Mediunidade em Busca de Equilíbrio - Tributo a Fernando Pessoa!



Escrevo-lhe hoje por uma necessidade sentimental - uma ânsia aflita de falar contigo. Como de aqui se depreende, eu nada tenho a dizer-lhe. Só isto - que estou hoje no fundo de uma depressão sem fundo. O absurdo da frase falará por mim.
Estou num daqueles dias em que nunca tive futuro. Há só um presente imóvel com um muro de angústia em torno de mim. A margem de lá do rio nunca, enquanto é a de lá, é a de cá; e é esta a razão íntima de todo o meu sofrimento. Há barcos para muitos portos, mas nenhum para a vida não doer, nem há desembarque onde se esqueça. Queria estar do teu lado, mas os ventos da vida me afastam de ti. Tudo isto aconteceu há pouco tempo, mas a minha mágoa é mais antiga.
Em dias da alma como hoje eu sinto bem, em toda a minha consciência do meu corpo, que sou a criança triste em quem a vida bateu. Puseram-me a um canto de onde se ouve brincar. Sinto nas mãos a liberdade que me destes por uma ironia de lata. Hoje, dia dezesseis de agosto, às três e meia da madrugada, a minha vida sabe a valer isto. Bem menos que o nada.
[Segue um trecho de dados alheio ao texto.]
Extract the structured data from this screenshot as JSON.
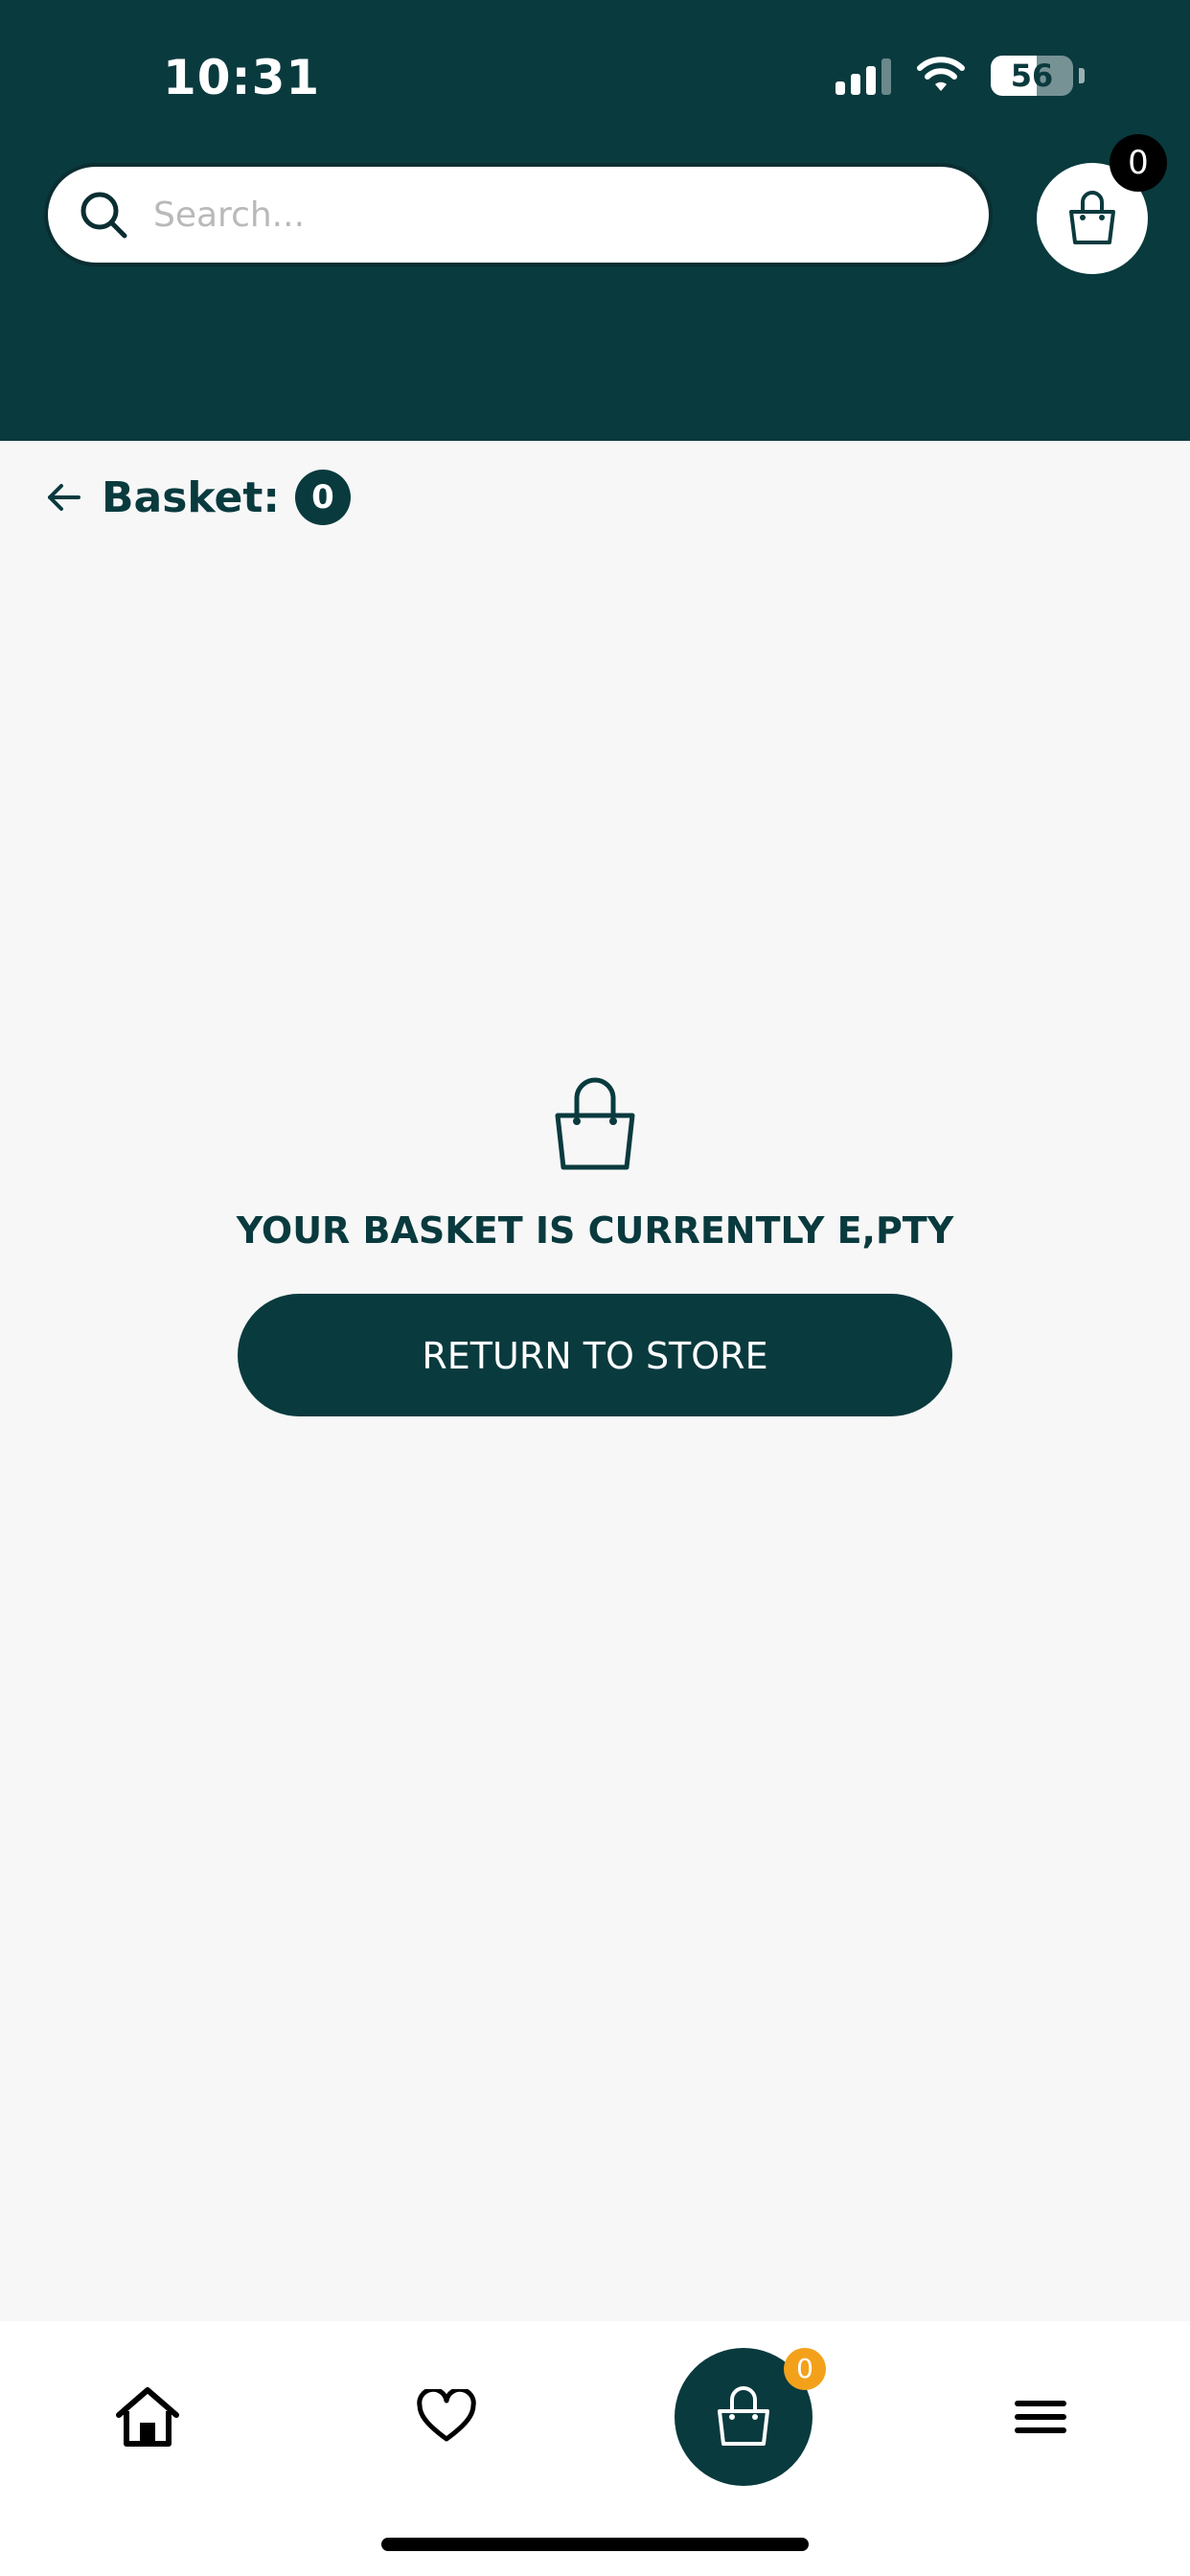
{
  "status_bar": {
    "time": "10:31",
    "battery": "56",
    "battery_level": 0.56,
    "signal_bars_active": 3,
    "signal_bars_total": 4
  },
  "header": {
    "search": {
      "placeholder": "Search...",
      "value": ""
    },
    "cart_count": "0"
  },
  "basket": {
    "back_icon": "arrow-left-icon",
    "title": "Basket:",
    "count": "0",
    "empty_icon": "shopping-bag-icon",
    "empty_message": "YOUR BASKET IS CURRENTLY E,PTY",
    "return_button_label": "RETURN TO STORE"
  },
  "bottom_nav": {
    "items": [
      {
        "icon": "home-icon"
      },
      {
        "icon": "heart-icon"
      },
      {
        "icon": "shopping-bag-icon",
        "badge": "0"
      },
      {
        "icon": "menu-icon"
      }
    ]
  },
  "colors": {
    "brand": "#093a3e",
    "background": "#f7f7f7",
    "badge_orange": "#f3a11b"
  }
}
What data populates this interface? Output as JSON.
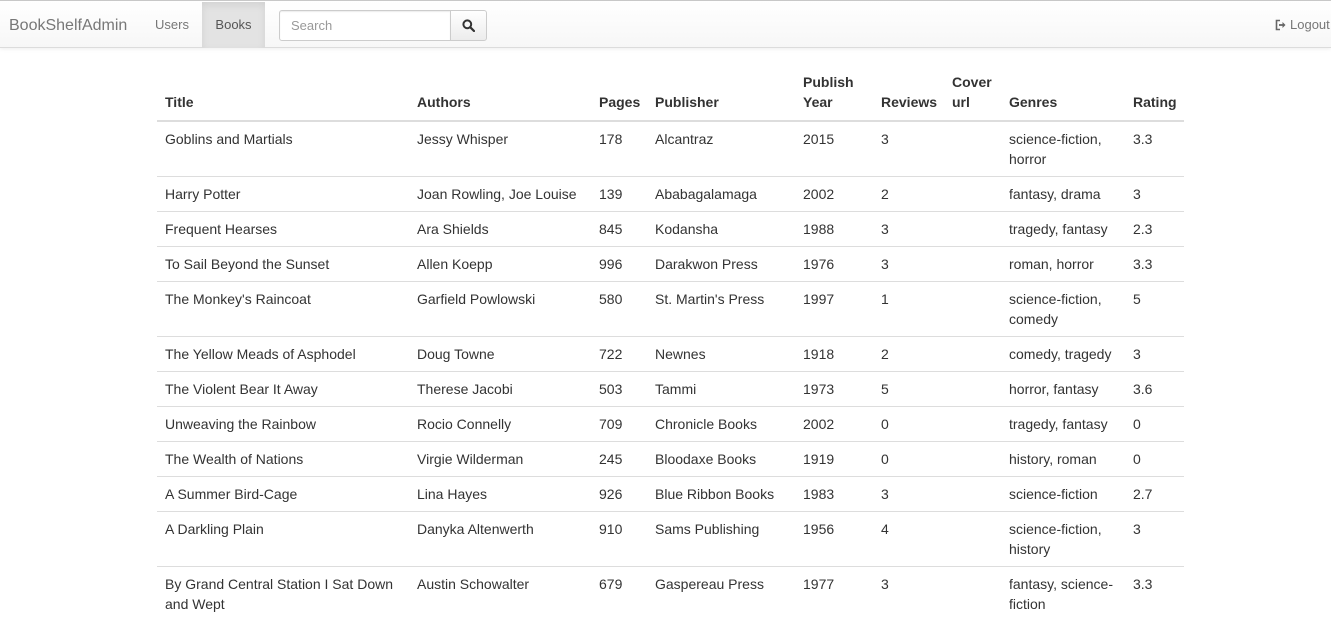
{
  "navbar": {
    "brand": "BookShelfAdmin",
    "links": [
      "Users",
      "Books"
    ],
    "active": "Books",
    "search": {
      "placeholder": "Search",
      "value": ""
    },
    "search_icon": "search-icon",
    "logout_icon": "logout-icon",
    "logout_label": "Logout"
  },
  "table": {
    "columns": [
      "Title",
      "Authors",
      "Pages",
      "Publisher",
      "Publish Year",
      "Reviews",
      "Cover url",
      "Genres",
      "Rating"
    ],
    "rows": [
      [
        "Goblins and Martials",
        "Jessy Whisper",
        "178",
        "Alcantraz",
        "2015",
        "3",
        "",
        "science-fiction, horror",
        "3.3"
      ],
      [
        "Harry Potter",
        "Joan Rowling, Joe Louise",
        "139",
        "Ababagalamaga",
        "2002",
        "2",
        "",
        "fantasy, drama",
        "3"
      ],
      [
        "Frequent Hearses",
        "Ara Shields",
        "845",
        "Kodansha",
        "1988",
        "3",
        "",
        "tragedy, fantasy",
        "2.3"
      ],
      [
        "To Sail Beyond the Sunset",
        "Allen Koepp",
        "996",
        "Darakwon Press",
        "1976",
        "3",
        "",
        "roman, horror",
        "3.3"
      ],
      [
        "The Monkey's Raincoat",
        "Garfield Powlowski",
        "580",
        "St. Martin's Press",
        "1997",
        "1",
        "",
        "science-fiction, comedy",
        "5"
      ],
      [
        "The Yellow Meads of Asphodel",
        "Doug Towne",
        "722",
        "Newnes",
        "1918",
        "2",
        "",
        "comedy, tragedy",
        "3"
      ],
      [
        "The Violent Bear It Away",
        "Therese Jacobi",
        "503",
        "Tammi",
        "1973",
        "5",
        "",
        "horror, fantasy",
        "3.6"
      ],
      [
        "Unweaving the Rainbow",
        "Rocio Connelly",
        "709",
        "Chronicle Books",
        "2002",
        "0",
        "",
        "tragedy, fantasy",
        "0"
      ],
      [
        "The Wealth of Nations",
        "Virgie Wilderman",
        "245",
        "Bloodaxe Books",
        "1919",
        "0",
        "",
        "history, roman",
        "0"
      ],
      [
        "A Summer Bird-Cage",
        "Lina Hayes",
        "926",
        "Blue Ribbon Books",
        "1983",
        "3",
        "",
        "science-fiction",
        "2.7"
      ],
      [
        "A Darkling Plain",
        "Danyka Altenwerth",
        "910",
        "Sams Publishing",
        "1956",
        "4",
        "",
        "science-fiction, history",
        "3"
      ],
      [
        "By Grand Central Station I Sat Down and Wept",
        "Austin Schowalter",
        "679",
        "Gaspereau Press",
        "1977",
        "3",
        "",
        "fantasy, science-fiction",
        "3.3"
      ]
    ]
  }
}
Pouco mais ou menos isto, mas sem estilo, é o meu estado de alma, neste momento. Como à vela do "Marinheiro" ardem-me os olhos, de ter pensado em chorar. Dói-me a vida aos poucos, tomá-la aos goles, viver de brechas. Tudo isto está impresso em tipo muito pequeno num livro com a brochura sem sentido, quer ler? O faça num espelho.
Como sou EU quem escreve, preciso jurar que esta carta é sincera e que tudo que há nela são sentimentos verdadeiros, afinal jura-se apenas para quem duvida. Mas você sentirá bem que esta tragédia irrepresentável é de uma realidade de chá em xícara, de aqui e de agora, e passando-se na minha alma como o verde nas folhas e o azul do céu.
Foi por isto que o Rei não reinou. Esta frase é inteiramente absurda. Mas neste momento sinto que as frases absurdas dão uma grande vontade de chorar.
Te amo! Se não acreditas! Tentes ao menos imaginar!